Starts on single-family homes were in line with the rest of the market, growing 0.9 percent in July to a rate of 862,000. Starts on buildings with five units or more rose 3.1 percent to a rate of 303,000.

“The solid economic expansion and firm job market should spur demand for new single-family homes in the months ahead,” noted Robert Dietz, chief economist for the National Association of Home Builders, in a public statement. “Meanwhile, builders continue to monitor how tariffs and the growing threat of a trade war are affecting key building material prices, including lumber. These cost increases, coupled with rising interest rates, are putting upward pressure on home prices and contributing to growing affordability challenges….”

Retail Sales

Retail sales plowed past projections, growing 0.5 percent to hit $507.5 billion in July, according to last week’s report from the Census Bureau. This was well past economists’ forecast of a 0.1 percent gain for the month. Compared to the same period a year ago, July’s sales were 6.4 percent higher than July 2017’s receipts.

Some key drivers for July’s increase included sales at clothing and clothing accessories stores, which grew 1.3 percent; food services and drinking establishments, which also increased 1.3 percent; non-store retailers, such as online stores and kiosks, which gained 0.8 percent; and grocery stores, which also rose 0.8 percent. It’s also important to note that sales at gasoline stations not only increased 0.8 percent during July but were up 22.2 percent over July 2017’s sales.

Initial Jobless Claims

First-time claims for unemployment benefits filed by the newly unemployed during the week ending August 11 notched down slightly to 212,000, a drop of 2,000 claims from the prior week’s total of 214,000, according to last week’s report from the Employment and Training Administration. This was less than economists’ predictions of a slight increase to 215,000.

The four-week moving average, which is considered a more stable measure of jobless claims, ticked up to 215,500, a gain of 1,000 claims from the preceding week’s average of 214,500 claims.
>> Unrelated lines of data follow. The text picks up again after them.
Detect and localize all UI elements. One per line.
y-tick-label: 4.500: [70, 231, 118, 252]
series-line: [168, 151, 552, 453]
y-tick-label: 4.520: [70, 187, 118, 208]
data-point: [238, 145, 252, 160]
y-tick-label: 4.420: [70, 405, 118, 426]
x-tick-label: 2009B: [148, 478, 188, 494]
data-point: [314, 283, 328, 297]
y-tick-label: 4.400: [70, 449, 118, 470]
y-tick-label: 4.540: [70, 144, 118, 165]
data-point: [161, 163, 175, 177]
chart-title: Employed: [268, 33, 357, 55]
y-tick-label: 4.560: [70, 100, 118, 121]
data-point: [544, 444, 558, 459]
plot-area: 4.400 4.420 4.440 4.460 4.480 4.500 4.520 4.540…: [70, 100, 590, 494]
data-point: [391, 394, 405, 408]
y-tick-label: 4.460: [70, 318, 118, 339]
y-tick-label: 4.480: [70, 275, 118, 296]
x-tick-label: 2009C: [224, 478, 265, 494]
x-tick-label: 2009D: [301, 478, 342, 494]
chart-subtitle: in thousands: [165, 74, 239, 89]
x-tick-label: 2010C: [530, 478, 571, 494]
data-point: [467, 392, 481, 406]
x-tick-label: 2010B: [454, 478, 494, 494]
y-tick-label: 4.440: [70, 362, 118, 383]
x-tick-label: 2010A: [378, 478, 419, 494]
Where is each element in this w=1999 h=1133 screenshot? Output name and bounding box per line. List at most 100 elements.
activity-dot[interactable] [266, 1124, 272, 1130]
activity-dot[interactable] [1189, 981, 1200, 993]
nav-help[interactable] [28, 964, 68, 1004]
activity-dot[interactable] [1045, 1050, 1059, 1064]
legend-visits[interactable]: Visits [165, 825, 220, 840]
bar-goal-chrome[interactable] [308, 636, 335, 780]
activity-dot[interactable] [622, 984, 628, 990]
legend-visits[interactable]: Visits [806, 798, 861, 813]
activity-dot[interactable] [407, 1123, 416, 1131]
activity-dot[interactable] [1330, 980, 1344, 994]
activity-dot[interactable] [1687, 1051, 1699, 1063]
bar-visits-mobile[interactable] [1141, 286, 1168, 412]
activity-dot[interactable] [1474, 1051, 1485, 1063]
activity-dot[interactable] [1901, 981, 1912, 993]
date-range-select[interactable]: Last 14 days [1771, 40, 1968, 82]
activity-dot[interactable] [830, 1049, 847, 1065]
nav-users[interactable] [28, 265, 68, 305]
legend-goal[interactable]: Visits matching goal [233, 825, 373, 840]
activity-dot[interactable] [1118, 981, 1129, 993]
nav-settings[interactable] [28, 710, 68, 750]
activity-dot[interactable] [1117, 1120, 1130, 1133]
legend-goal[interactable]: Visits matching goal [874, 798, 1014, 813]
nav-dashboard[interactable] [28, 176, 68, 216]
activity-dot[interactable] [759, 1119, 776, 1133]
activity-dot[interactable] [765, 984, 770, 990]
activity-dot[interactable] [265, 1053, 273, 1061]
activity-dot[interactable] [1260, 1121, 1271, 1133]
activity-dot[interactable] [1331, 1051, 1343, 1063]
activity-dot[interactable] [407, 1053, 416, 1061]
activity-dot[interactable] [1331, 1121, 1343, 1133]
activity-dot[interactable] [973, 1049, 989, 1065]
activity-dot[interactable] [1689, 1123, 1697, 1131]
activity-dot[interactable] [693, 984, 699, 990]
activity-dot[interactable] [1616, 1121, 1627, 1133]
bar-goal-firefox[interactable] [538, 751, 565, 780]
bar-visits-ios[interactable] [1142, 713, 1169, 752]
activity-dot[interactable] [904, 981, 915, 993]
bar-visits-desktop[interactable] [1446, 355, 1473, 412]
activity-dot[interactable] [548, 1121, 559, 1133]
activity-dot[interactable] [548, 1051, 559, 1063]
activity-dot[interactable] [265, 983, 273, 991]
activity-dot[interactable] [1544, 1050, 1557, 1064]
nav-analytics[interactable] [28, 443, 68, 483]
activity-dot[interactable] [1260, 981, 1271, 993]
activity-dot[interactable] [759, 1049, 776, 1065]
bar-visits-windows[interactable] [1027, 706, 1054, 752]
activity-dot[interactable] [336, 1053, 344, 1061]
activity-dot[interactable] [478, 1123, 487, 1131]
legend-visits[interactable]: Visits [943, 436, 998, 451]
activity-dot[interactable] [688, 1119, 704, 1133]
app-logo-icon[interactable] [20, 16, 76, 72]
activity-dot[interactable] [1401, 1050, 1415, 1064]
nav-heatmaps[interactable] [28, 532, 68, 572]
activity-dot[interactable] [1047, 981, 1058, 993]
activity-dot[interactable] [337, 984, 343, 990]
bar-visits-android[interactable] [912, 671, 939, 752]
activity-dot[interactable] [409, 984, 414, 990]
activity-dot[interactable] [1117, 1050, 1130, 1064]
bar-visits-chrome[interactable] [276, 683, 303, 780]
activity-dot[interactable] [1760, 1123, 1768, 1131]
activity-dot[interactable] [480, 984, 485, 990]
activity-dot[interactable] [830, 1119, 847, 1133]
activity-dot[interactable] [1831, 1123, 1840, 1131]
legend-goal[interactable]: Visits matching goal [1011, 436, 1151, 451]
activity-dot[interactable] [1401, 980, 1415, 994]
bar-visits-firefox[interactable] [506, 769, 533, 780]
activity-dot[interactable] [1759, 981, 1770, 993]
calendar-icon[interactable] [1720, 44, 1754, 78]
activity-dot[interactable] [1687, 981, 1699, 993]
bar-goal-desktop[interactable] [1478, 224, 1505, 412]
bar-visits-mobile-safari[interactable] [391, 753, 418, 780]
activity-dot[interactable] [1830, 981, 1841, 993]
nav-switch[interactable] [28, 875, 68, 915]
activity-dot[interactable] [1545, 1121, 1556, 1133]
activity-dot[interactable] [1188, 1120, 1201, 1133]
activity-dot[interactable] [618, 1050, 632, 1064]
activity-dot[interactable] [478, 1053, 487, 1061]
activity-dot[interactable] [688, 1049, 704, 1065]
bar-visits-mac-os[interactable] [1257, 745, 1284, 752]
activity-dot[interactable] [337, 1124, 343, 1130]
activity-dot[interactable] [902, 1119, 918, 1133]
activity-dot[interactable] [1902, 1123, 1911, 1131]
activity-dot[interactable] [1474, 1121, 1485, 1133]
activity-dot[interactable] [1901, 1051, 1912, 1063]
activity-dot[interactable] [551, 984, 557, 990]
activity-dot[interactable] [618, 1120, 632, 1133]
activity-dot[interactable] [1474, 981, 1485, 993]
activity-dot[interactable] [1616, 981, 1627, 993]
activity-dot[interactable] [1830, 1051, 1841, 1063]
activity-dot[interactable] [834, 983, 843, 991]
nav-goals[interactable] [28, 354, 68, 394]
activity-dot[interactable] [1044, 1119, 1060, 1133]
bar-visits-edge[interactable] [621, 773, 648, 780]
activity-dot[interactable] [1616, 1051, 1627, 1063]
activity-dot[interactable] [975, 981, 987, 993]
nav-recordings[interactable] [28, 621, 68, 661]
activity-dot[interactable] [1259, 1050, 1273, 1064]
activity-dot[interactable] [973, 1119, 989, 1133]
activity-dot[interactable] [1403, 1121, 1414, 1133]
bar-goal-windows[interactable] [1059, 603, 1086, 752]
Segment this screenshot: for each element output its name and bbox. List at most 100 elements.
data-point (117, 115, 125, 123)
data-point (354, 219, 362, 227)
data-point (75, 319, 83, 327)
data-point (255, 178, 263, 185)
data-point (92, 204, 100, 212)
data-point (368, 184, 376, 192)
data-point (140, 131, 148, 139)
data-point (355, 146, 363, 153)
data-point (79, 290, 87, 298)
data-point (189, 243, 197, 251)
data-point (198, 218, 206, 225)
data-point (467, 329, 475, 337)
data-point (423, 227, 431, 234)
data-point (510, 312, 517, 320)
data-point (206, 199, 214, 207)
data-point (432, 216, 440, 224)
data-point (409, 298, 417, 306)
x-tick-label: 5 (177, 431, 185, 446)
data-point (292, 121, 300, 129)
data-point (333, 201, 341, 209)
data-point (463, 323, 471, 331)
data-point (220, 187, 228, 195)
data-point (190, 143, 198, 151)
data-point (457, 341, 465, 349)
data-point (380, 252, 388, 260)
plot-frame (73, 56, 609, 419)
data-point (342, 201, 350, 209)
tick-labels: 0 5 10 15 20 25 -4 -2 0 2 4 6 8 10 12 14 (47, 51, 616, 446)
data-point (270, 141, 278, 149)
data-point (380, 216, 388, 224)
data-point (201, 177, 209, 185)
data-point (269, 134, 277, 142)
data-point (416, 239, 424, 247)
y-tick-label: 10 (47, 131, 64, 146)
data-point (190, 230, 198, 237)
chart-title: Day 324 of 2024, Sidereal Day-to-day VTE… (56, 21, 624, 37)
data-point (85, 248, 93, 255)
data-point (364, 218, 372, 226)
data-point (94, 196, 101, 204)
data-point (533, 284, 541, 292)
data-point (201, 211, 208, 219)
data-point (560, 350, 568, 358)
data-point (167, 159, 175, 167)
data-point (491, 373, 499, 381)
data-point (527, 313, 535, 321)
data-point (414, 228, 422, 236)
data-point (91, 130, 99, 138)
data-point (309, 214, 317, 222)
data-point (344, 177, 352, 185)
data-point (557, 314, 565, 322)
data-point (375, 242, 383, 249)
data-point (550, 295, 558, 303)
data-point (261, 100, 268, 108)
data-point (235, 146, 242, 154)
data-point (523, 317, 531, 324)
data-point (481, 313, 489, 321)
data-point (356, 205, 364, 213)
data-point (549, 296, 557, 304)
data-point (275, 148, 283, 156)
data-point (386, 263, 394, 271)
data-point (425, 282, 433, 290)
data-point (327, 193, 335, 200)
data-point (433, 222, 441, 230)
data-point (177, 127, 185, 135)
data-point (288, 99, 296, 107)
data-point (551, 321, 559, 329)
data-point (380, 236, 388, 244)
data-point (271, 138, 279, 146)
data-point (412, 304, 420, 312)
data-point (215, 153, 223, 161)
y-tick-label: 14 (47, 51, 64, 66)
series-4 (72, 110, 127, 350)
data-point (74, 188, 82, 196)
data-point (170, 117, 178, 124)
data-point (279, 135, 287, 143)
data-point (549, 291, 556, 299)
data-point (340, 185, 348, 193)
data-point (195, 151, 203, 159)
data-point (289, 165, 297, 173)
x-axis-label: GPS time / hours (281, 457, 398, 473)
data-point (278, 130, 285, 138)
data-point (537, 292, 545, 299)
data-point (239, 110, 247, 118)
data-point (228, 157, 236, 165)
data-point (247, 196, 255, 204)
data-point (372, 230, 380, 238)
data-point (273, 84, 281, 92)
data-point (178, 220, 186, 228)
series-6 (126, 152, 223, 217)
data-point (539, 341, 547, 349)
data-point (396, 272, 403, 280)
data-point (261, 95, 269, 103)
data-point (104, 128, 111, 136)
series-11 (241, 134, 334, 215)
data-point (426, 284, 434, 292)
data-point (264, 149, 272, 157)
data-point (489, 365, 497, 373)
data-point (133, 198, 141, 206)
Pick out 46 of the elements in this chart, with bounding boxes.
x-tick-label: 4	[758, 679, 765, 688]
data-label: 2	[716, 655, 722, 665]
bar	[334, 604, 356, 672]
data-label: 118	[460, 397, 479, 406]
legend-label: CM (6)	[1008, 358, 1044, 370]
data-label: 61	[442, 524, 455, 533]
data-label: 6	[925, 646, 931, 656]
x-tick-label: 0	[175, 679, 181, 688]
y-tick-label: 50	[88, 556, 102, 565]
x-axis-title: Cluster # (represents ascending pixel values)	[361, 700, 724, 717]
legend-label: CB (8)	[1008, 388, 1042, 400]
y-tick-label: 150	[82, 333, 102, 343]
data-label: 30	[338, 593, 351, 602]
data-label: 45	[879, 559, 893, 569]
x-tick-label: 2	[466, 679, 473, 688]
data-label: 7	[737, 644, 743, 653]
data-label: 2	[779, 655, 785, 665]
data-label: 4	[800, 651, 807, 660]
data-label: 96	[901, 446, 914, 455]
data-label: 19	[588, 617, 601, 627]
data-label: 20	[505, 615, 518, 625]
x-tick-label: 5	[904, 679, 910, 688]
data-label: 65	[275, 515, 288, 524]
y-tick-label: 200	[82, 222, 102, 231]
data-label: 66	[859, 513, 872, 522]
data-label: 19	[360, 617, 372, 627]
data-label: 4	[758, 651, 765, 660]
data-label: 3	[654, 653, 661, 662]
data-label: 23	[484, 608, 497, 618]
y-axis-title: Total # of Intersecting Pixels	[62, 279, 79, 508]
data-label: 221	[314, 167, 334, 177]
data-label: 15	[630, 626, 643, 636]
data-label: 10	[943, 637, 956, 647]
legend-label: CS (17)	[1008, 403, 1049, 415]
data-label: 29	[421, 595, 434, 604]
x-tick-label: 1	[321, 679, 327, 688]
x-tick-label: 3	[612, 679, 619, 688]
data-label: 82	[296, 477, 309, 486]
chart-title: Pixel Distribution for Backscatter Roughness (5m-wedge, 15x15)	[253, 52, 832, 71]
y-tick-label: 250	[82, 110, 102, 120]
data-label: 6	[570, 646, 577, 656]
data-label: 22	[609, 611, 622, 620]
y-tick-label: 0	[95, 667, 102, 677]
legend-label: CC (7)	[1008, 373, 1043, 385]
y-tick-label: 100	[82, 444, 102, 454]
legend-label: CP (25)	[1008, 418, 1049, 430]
The latest report marked the 180th straight week that initial claims have come in below the 300,000-claim level, which economists consider an indicator of a growing job market. 

This week, we can expect:

  • Wednesday — Existing home sales for July from the National Association of Realtors.
  • Thursday — Initial jobless claims from the Employment and Training Administration; new home sales for July from the Census Bureau.
  • Friday — Durable goods orders for July from the Census Bureau.